El tercer aspecto que preocupaba era el de nuestro reducido crecimiento. Como en otras ocasiones he reiterado, el crecimiento de nuestra producción exige cambios radicales en la estructura productiva y dosis muy elevadas de confianza en nuestro país. Pongamos en marcha programas de reformas profundas en las relaciones laborales, en el suministro de energía, en la configuración de nuestro sector público, en la formación de nuestros trabajadores y empresarios, en la integración de nuestros mercados y en tantos y tantos otros aspectos que necesitamos con urgencia para impulsar a esta importante Nación hacia el mundo globalizado del siglo XXI. La confianza se ganará en muy poco tiempo, aunque los efectos de las reformas tarden en llegar.

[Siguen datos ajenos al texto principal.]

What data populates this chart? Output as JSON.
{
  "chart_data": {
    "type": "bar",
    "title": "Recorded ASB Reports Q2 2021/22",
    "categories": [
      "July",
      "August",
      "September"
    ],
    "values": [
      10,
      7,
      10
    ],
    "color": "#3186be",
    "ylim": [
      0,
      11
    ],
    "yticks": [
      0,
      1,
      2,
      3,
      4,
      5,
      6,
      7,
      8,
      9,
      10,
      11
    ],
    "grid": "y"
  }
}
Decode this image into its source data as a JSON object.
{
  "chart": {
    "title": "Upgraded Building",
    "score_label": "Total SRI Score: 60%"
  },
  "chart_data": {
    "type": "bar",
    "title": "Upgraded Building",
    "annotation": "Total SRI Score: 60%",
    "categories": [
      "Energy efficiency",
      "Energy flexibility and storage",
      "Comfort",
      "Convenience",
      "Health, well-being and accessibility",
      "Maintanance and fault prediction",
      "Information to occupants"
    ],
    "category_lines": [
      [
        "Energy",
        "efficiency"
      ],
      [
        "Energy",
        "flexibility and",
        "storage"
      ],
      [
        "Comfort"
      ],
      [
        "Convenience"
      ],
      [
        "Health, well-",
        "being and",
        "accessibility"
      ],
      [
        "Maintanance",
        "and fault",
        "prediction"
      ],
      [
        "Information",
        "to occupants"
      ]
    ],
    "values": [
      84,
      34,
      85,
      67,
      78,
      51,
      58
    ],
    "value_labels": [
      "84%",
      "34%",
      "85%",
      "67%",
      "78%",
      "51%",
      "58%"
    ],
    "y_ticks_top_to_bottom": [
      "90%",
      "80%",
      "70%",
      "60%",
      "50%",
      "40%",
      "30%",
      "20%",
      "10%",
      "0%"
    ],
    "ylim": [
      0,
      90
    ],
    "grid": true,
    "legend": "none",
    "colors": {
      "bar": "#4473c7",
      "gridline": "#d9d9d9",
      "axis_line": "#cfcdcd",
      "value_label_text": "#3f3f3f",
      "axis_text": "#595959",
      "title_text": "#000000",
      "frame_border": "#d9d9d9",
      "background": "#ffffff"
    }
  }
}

Hay que ser optimistas porque existen soluciones para nuestros problemas. Pero, a la vista de la situación actual, de las muchas ideas desquiciadas de algunos dirigentes políticos con las que nos desayunamos cada mañana y de la total inacción de un Gobierno terminal, ¿creen de verdad que hoy no nos encontramos bordeando el precipicio?

Por Manuel Lagares, catedrático de Hacienda Pública y miembro del Consejo Editorial de El Mundo.